About 10 years before retiring, Jim took up a second career — one vastly different from his longstanding work in electrical engineering.
“I had started doing consciousness-raising workshops and things like that, learning more about myself, and Shiatsu therapy was part of it,” Jim said. “It involves the meridians in the body, which are essentially energy channels, very much like electrical wiring. It was almost like electrical engineering that could be translated to the body, using the body’s circuits instead of building circuits.”
Jim enjoyed a second career in Shiatsu therapy until the COVID-19 pandemic, which made this type of work nearly impossible. Then, in August 2021, after a few health scares for both husband and wife, they decided to take the leap and move to Ardenwoods.
“We started to come here to attend some of the activities (with friends who are residents) and saw how friendly everybody was. It’s just our kind of place,” Penny said. “There’s a lot of creativity here. There’s a singing group and a dance group — there’s a very good yoga teacher — and, you know, everything you could possibly want. And even if you don’t want to do anything, that’s perfectly fine too.”
At Ardenwoods, Jim serves on both the Building and Grounds and Wellness committees, which each use knowledge from his two separate careers. In his spare time, he enjoys the community’s tai chi, yoga and strength training classes.

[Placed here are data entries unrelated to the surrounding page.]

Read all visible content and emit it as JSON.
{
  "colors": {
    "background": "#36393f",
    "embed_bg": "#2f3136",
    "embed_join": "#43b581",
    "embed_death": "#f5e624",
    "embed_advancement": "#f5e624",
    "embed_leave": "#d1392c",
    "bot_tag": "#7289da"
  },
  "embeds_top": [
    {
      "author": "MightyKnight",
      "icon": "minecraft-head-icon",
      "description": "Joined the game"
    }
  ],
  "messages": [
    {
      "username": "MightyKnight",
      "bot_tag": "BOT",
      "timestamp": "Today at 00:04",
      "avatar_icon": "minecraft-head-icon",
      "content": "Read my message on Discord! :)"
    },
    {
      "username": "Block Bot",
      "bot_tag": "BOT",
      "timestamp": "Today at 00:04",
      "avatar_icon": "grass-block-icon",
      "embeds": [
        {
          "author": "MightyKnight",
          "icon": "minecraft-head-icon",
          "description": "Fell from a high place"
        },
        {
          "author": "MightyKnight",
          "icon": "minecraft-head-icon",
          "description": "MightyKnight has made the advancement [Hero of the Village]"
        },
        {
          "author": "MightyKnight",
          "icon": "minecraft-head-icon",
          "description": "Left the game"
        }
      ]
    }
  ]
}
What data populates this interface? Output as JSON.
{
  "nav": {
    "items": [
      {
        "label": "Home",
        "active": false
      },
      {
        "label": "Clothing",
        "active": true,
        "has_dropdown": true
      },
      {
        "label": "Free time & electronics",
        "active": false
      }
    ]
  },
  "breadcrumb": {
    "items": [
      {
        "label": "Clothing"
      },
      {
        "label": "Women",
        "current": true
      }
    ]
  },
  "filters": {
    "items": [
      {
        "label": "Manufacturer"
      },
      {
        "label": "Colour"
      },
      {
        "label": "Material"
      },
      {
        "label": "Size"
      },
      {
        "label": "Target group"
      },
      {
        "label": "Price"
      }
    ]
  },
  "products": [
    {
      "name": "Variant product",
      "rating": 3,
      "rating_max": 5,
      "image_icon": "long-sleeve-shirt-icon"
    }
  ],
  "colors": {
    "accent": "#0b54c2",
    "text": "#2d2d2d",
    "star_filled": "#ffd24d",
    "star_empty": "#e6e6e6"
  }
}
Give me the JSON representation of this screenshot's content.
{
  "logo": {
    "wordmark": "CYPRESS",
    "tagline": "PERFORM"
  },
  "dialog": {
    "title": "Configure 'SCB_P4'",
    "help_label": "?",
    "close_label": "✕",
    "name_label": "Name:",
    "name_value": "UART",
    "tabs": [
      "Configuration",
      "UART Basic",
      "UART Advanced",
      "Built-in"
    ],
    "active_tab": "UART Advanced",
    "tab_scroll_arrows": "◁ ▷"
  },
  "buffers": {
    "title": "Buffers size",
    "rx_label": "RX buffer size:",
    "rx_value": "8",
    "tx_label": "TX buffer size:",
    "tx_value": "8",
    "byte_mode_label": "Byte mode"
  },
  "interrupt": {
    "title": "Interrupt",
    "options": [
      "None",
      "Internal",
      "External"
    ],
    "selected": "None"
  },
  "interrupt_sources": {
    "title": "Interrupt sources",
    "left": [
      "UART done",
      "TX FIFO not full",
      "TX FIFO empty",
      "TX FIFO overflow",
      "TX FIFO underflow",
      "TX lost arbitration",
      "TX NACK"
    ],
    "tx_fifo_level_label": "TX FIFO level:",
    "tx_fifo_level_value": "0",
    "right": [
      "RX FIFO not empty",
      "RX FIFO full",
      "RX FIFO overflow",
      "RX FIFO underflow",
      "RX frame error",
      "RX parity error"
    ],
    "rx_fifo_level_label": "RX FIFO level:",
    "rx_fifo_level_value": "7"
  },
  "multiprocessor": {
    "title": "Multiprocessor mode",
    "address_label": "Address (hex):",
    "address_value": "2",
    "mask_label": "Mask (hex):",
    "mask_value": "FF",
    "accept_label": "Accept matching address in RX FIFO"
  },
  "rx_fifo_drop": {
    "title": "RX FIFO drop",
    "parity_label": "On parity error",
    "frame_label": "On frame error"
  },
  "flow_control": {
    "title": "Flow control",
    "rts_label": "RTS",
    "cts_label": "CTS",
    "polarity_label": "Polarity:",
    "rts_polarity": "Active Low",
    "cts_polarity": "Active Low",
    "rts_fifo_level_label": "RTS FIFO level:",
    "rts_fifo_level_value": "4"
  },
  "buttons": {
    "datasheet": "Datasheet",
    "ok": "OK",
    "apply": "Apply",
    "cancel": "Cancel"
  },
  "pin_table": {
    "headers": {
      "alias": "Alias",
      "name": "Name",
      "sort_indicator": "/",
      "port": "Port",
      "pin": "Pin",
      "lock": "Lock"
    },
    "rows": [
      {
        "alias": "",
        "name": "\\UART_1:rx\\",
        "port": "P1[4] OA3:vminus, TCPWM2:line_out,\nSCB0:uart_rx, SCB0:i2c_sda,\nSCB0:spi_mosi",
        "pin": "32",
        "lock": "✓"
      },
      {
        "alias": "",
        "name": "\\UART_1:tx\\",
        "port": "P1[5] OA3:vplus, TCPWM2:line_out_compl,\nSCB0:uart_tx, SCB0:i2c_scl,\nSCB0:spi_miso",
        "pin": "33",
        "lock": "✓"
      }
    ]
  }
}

Though Penny is currently recovering from an injury, she said she’s excited to get back into Ardenwoods’ creative classes, which she previously enjoyed. Until then, Jim is happy to direct visitors to his talented wife’s artwork, which hangs in the lobby halls.
“One of the things that Penny used to say often when we were first married was that we had so much history that was separate from one another. We didn’t have any history together,” Jim said. “Well, here we are 33 years later: We have history together.”